Zlałem go szybko, bo nie chciałem denerwować ciężarnej żony

i

Autor: Wojciech Kubik Zlałem go szybko, bo nie chciałem denerwować ciężarnej żony

Adam Kownacki: Zlałem go szybko, by nie denerwować ciężarnej żony

2019-01-27 15:29

Adam Kownacki (29 l., 19-0, 15 k.o.) się nie zatrzymuje! Nasz "Babyface" zdemolował na Brooklynie Geralda Washingtona (37 l., 19-3-1, 12 k.o.), pokonując go przez techniczny nokaut w 2. rundzie. Polski pięściarz zdradził po walce, że chciał jak najszybciej rozprawić się z Amerykaninem, by... nie denerwować ciężarnej żony Justyny.

Ważący ponad 117 kg Kownacki w swoim stylu od początku ruszył na rywala niczym taran. Już po kilkunastu sekundach potężnie trafił Washingtona, a następnie zasypał go lawiną ciosów. Polak skończył pierwszą rundę z rozbitym łukiem brwiowym, ale to kompletnie go nie wzruszyło. W drugiej odsłonie Amerykanin, który służył w marynarce wojennej, dosłownie poszedł na wojnę z Polakiem, ale źle się to dla niego skończyło. Kownacki wyczekał, aż Washington się "wystrzela", a następnie zdzielił go kilkoma potężnymi bombami i powalił na deski. "Czarny Kogut" z Kalifornii z problemami się podniósł, a publiczność nie dowierzała, że sędzia pozwolił mu dalej walczyć. Po chwili jednak "Babyface" dopadł rywala w narożniku, a arbiter szybko przerwał nierówny pojedynek.
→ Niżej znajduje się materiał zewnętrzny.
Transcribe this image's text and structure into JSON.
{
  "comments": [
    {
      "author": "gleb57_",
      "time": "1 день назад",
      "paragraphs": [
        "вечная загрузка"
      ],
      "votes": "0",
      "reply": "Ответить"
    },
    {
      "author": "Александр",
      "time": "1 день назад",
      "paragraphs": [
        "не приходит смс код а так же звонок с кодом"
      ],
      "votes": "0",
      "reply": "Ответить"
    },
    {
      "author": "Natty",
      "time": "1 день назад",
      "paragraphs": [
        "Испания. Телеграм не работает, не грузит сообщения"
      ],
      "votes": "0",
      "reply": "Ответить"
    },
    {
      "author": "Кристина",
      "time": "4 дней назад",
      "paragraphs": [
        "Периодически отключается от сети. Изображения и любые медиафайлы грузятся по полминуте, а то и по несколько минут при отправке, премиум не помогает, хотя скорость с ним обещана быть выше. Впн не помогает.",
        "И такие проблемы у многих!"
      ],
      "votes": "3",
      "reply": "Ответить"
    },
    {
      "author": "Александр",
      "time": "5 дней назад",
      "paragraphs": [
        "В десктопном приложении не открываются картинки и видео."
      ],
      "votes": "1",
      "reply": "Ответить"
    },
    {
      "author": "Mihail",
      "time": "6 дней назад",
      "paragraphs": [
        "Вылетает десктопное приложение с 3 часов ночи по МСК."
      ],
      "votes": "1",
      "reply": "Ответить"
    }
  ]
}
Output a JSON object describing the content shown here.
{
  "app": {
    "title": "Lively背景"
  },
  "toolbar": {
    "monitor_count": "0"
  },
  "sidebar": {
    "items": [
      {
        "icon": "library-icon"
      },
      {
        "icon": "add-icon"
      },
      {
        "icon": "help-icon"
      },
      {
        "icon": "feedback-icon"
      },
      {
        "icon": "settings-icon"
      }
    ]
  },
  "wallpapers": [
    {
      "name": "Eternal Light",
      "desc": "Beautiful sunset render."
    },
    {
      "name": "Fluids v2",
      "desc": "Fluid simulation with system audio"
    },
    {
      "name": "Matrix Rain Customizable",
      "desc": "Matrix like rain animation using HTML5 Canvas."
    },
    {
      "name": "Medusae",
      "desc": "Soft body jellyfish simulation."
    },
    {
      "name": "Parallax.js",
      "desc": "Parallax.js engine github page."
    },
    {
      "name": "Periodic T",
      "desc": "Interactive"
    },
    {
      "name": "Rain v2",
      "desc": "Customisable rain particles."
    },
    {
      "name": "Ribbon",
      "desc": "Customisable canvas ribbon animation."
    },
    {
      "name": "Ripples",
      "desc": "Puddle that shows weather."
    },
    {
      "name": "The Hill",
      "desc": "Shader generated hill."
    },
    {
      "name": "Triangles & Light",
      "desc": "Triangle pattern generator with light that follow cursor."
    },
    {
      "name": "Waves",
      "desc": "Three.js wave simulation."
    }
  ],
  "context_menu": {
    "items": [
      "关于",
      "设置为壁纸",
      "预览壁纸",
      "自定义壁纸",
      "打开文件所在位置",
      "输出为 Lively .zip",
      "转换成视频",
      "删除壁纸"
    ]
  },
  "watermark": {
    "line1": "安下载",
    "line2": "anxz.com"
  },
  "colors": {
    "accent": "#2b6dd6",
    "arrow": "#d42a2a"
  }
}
Jak pokazały statystyki, w niecałe 4 minuty Polak wyprowadził 141 ciosów (!), z czego 58 doszło do celu (Washington zadał 86 ciosów, trafił 18). Po pojedynku Kownacki wymownym gestem pokazywał w kierunku obecnego na gali Deontaya Wildera, że chce jego pas WBC. - Przed walką miałem sen, że Washington nic poważnego mi nie może zrobić. Z tym przekonaniem wyszedłem do ringu i szybko go zdominowałem. Po moim ciosie w 2. rundzie prawie wypadł z ringu! - powiedział "Super Expressowi" Kownacki.

Pięściarz pochodzący spod Łomży ma także inny wielki powód do radości. - Dwa tygodnie temu dowiedziałem się, że moja Justyna jest w ciąży. Nikomu o tym nie mówiłem. Mogłem walczyć jeszcze kilka rund, ale nie chciałem, by żona się stresowała, dlatego szybko skończyłem pojedynek - uśmiecha się pięściarz, który dodał, że nie zna jeszcze płci dziecka.

Kownacki zrobi sobie teraz przerwę od treningów, a wkrótce przyleci do Polski na wakacje. 23 lutego będzie obecny na gali UFC w Pradze.